Escrito por Rodrigo Fonseca
Alberto Iglesias, músico que serve de medula à estética chamada por Caetano Veloso de “almodrama”, embala Amarga Navidad com acordes de rara sofisticação melódica no cinema europeu contemporâneo. Há algo entre Georges Delerue e Michel Legrand. A banda sonora acelera nos momentos mais refulgentes de uma narrativa que parece semiótica, interessada na arte da dramaturgia, até revelar-se apaixonada pela arte de viver, nas suas práticas imperfeitas, mas irretrocedíveis. Destoa por completo da brandura de The Room Next Door, o anterior filme de Pedro Almodóvar, que lhe valeu o Leão de Ouro. Ali havia cheiro de morte; aqui, há um sopro de joie de vivre. Iglesias traduz essa energia nas suas composições.
O elenco acompanha esse tom, em especial Patrick Criado. No papel de Bonifácio, um bombeiro que, à noite, faz striptease, exibe um carisma luminoso — uma espécie de Zac Efron ibérico. Ao seu lado, Elsa, cineasta de “filmes de culto” (expressão que Almodóvar desmonta com humor), dá a Bárbara Lennie um espaço amplo para revelar inteligência, charme e força. A sua interpretação é das mais marcantes da 79.ª edição do Festival de Cannes, na corrida pela Palma de Ouro.
Já estreado em Espanha, Amarga Navidad é um Almodóvar particularmente sofisticado, próximo do nível de Volver, e chegou à Croisette rodeado do habitual fervor que acompanha cada regresso do realizador.
Aos 76 anos, o cineasta manchego volta a transformar o melodrama num laboratório íntimo, aprofundando a vertente autoficcional já presente em Dolor y gloria (2019). O que aqui se vê é uma exposição mais crua. Na estreia espanhola, o filme foi acompanhado pela frase: “Este é o filme em que fui mais cruelmente eu mesmo”. A declaração prepara o espectador para uma autópsia sentimental.
Ambientado entre Madrid e as Ilhas Canárias, o filme articula duas narrativas paralelas que se refletem. De um lado está Elsa (Lennie), uma operária da publicidade devastada pela morte da mãe durante o Natal. Consumida pelo luto e pelo excesso de trabalho, mesmo sob o afeto de Bonifácio, abandona a capital e ruma a Lanzarote, numa tentativa de reorganizar a própria subjetividade.
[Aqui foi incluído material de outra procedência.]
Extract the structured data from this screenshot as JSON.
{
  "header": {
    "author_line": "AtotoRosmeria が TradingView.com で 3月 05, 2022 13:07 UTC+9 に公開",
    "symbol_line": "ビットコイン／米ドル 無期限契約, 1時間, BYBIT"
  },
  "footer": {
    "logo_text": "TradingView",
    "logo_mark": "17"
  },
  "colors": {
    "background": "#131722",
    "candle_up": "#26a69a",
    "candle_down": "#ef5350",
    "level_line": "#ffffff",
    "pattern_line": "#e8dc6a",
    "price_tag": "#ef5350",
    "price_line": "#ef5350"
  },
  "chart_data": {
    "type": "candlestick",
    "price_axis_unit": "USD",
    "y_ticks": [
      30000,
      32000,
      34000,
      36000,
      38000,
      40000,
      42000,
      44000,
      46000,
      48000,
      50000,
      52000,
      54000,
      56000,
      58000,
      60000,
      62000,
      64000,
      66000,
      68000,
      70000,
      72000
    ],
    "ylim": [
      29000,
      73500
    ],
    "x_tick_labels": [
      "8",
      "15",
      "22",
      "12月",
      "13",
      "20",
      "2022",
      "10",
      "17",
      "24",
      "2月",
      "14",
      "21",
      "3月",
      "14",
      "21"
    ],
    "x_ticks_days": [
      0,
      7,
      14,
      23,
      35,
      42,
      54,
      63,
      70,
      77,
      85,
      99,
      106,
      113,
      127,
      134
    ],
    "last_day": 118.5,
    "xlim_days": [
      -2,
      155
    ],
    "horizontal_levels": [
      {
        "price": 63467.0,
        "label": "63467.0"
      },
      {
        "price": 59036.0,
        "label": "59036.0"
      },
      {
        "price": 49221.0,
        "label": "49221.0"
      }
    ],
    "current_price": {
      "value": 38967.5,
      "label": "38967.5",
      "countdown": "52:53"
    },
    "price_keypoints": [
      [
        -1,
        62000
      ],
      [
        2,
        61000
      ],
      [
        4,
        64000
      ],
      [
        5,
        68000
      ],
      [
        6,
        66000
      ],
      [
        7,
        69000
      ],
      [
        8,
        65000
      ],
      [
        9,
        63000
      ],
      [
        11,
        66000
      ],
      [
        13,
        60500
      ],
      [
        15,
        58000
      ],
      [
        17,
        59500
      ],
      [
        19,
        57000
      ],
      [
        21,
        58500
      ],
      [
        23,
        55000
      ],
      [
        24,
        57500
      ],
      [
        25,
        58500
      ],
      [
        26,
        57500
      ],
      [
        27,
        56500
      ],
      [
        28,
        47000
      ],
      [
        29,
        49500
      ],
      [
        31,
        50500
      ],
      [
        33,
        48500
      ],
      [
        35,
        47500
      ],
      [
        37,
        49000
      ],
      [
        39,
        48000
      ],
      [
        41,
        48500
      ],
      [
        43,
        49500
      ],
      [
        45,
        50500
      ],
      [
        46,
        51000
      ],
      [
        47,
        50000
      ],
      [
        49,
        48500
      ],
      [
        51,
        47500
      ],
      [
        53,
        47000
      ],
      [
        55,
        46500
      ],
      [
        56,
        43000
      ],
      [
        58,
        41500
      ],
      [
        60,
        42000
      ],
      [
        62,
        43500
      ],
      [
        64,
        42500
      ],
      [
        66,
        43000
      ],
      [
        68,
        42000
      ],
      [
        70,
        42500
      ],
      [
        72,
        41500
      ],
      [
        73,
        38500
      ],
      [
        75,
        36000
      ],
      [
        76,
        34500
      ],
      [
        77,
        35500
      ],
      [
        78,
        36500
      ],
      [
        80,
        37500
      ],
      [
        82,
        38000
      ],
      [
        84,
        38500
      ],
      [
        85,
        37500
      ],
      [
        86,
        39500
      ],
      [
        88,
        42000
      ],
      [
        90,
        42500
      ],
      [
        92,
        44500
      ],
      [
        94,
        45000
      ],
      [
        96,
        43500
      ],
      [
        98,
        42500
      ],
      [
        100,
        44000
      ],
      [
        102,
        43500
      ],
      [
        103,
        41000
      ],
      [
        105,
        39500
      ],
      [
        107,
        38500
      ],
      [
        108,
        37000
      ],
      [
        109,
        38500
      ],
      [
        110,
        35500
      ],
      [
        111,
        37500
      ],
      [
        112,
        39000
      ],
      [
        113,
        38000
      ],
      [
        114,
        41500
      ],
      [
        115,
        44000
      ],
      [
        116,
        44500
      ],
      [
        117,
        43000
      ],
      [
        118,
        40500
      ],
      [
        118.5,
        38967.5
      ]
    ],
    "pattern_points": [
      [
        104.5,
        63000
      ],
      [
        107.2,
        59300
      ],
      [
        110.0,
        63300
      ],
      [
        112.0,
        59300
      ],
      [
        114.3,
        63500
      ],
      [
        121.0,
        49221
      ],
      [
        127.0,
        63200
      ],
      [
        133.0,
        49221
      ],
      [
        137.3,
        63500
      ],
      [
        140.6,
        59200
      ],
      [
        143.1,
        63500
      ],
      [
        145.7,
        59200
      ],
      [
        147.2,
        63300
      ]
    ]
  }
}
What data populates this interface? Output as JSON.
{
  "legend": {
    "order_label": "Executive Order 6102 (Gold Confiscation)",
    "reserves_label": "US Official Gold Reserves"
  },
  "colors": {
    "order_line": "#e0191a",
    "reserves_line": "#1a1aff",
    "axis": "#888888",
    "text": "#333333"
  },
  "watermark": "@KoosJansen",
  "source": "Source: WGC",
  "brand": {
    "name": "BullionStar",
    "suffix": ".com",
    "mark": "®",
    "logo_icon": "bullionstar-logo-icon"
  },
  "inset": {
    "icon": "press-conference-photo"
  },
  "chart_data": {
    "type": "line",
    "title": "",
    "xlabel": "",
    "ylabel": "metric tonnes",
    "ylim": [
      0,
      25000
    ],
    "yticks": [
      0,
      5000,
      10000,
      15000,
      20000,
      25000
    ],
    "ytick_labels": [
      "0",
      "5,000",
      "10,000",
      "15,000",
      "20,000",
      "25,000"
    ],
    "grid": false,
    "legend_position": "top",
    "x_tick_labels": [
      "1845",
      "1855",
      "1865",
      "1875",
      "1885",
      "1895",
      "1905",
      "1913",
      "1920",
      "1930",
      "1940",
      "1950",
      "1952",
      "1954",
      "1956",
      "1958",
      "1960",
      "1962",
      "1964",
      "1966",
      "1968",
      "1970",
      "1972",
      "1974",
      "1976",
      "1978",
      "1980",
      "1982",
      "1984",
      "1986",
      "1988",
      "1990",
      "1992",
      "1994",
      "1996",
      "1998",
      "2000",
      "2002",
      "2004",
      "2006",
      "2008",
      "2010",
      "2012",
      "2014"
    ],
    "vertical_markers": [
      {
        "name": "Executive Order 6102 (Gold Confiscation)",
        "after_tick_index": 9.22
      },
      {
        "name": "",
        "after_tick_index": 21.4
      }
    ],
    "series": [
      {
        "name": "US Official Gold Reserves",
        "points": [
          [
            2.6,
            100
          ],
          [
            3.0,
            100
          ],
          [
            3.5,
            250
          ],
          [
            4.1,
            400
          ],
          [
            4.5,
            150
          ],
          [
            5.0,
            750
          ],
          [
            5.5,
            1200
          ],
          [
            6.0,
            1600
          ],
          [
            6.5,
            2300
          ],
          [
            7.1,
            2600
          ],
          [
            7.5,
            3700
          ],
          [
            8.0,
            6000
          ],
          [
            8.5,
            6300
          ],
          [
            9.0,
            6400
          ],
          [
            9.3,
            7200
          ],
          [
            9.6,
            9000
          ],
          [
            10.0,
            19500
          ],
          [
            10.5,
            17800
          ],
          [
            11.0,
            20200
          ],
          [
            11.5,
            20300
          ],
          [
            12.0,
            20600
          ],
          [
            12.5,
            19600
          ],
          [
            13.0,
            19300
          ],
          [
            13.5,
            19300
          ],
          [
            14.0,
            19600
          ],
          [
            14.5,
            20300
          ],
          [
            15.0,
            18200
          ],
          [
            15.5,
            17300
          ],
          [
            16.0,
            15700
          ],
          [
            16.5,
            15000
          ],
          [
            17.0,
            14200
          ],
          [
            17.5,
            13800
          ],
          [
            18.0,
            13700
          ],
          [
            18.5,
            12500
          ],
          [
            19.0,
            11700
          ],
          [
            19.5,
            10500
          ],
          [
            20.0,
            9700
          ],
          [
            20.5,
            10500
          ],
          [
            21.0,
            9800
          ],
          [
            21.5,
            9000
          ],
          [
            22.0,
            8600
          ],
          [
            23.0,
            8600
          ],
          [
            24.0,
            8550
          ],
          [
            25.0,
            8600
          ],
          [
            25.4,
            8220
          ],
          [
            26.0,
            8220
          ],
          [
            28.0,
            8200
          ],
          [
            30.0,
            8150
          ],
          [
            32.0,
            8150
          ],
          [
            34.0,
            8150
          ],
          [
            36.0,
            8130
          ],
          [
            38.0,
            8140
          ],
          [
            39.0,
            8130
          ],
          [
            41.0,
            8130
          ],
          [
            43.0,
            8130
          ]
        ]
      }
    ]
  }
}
Do outro lado do tabuleiro semiológico, surge Raúl Durán, cineasta vivido pelo argentino Leonardo Sbaraglia, cujas crises criativas de meia-idade dissolvem fronteiras entre experiência pessoal e ficção, com uma certa dose de oportunismo. A duplicação de histórias, olhares e emoções transforma o filme numa engrenagem metalinguística em permanente combustão, fotografada por Pau Esteve Birba, numa apetência voraz pelas cores da direção de arte de Antxón Gómez.
O recurso do “filme dentro do filme”, frequente na obra de Pedro Almodóvar, em especial desde La mala educación (2004), ganha aqui um peso confessional. Em Amarga Navidad, a narrativa parece menos interessada em separar realidade e invenção do que em fundi-las num mesmo fluxo emocional, onde memória, desejo e perda coexistem sob um colorido saturado e enquadramentos estilizados. Elsa, uma leoa, pode ser apenas fantasia de Raúl. A imagem promocional — uma silhueta masculina que contém a figura de uma mulher — sintetiza essa lógica de identidades fragmentadas e afetos que sobrevivem como fantasmas internos. É um Persona que sublima as suas tramas na passionalidade.
Produzido pela El Deseo em parceria com Movistar Plus+, Amarga Navidad reúne ainda nomes históricos do universo do realizador, como Rossy de Palma e Aitana Sánchez-Gijón, ao lado de intérpretes de uma geração mais recente, entre eles Milena Smit e Quim Gutiérrez, que rouba cada sequência em que surge, no papel do namorado de Raúl. O elenco reforça a sensação de síntese de carreira: um filme que revisita obsessões antigas — maternidade, desejo, abandono, performance — com maior depuração formal, sem abdicar do excesso emocional que tornou Almodóvar uma assinatura estética reconhecível em qualquer parte do mundo.
Mais do que disputar a Palma de Ouro que ainda lhe falta, Amarga Navidad parece interessado em radicalizar o próprio “almodrama”. Enquadra-se no que o teórico José Carvalho define como “metamelodrama” (ou “quarto campo narrativo”): uma carpintaria melodramática cuja matéria não reside na experiência sensível do real, mas no próprio cinema — um cinema onde o sentimental nunca é fraqueza, mas matéria-prima de investigação estética e existencial.